An aspect that is particularly interesting is laughter inflation.  It has devalued real laughter. I am talking about social laughter which is not an involuntary reaction at all.  It's a way to recognize others, make yourself seem impressed or non threatening, or just a way of saying I am jovial, fun loving, or what ever. It is a form of signaling. So, instead of saying "Hi, I am Phil, this what I want you to think I am like," you act it out.

I notice this at faculty meetings where there is a fair amount of nervous laughter -- "yes Phil, I am getting ready to say in coded terms that you are a idiot but I am just a nice guy." See, hear me laugh --ha, snort, ha, ha!

I was on a ship the other day and seating near a group of 10 guys just getting to know each other. It was either a laugh riot or a laugh off. Everyone seemed to signal to others that they were good guys by laughing at whatever anyone said that was within a mile of being funny. I think there must have been prizes for first laugh, loudest laugh, longest laugh, and last laugh.

After several days of meals and several hours of hanging out with each other, I noticed the laughter was infrequent. Did they all use up all their jokes? Naw, after about 40 hours of eating together the personality "marking" was over. Each had done what he could to communicate why he was likable and the other had bought it or not. The "laughter" had served its purpose

I also see it with my wife. It's  never in response to anything I say but in response to someone she does not know that well. They can say,  "Do you want a nickel, go get a pickle" and the deep laugh comes on and goes on forever or maybe it just seems forever.

Now laughter is spoiled for me. Am I laughing because it is funny or is it signaling? Are you laughing because I am funny or because you are telling me something about yourself. If it is the latter, please keep it to your self or email it.

Respect: A little over two years ago I wrote a post in which I said I respect people in inverse relationship to their power, status, and income. Yes, there can be false positives and false negatives but it's a really good starting point.

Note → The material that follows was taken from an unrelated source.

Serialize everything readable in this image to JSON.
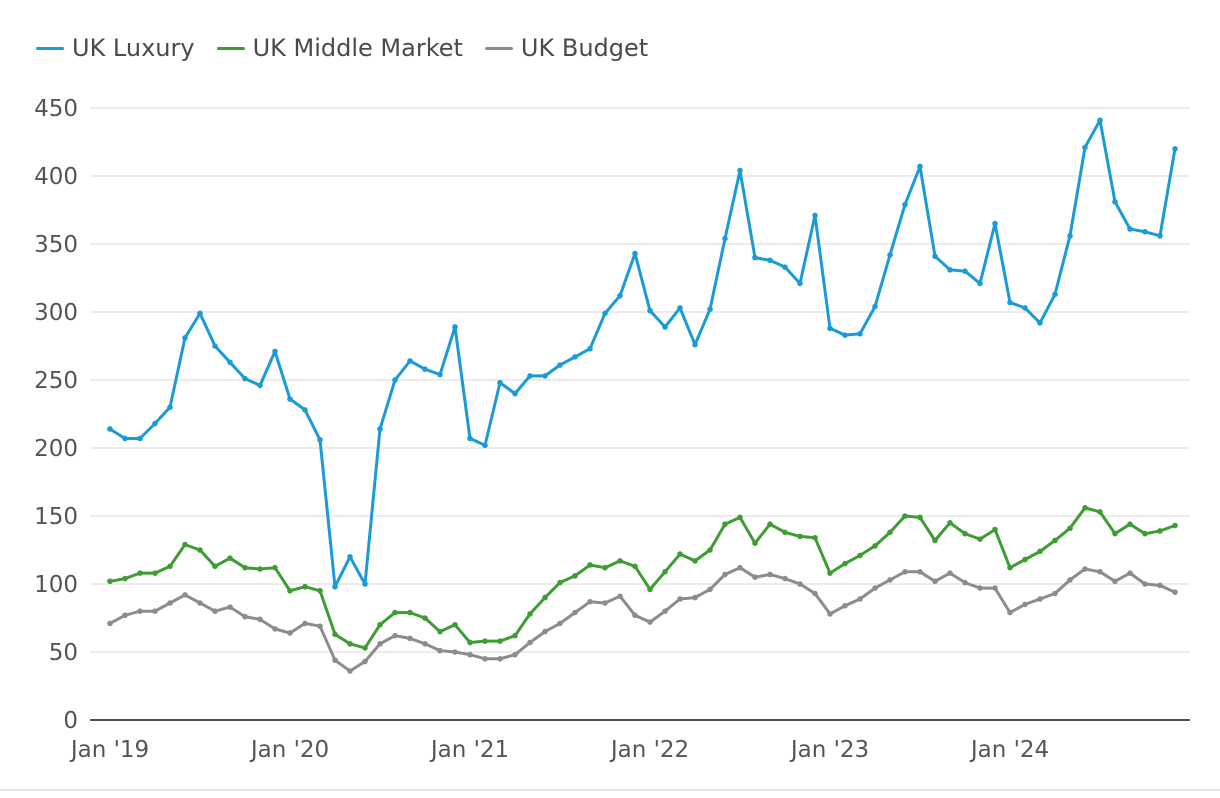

One of the things that can help you spot false positives and negatives is the way people treat secretaries. This is not fool proof. Some will be sweet as can be because that is the way to get what they want. On the other hand, those who treat secretaries badly drop off my chart of people who deserve even an atom of respect. In fact, the first level of a**holes on your faculty are those who treat the secretaries in a disrespectful manner. You might be surprised about who is "outed" by the secretary treatment check list.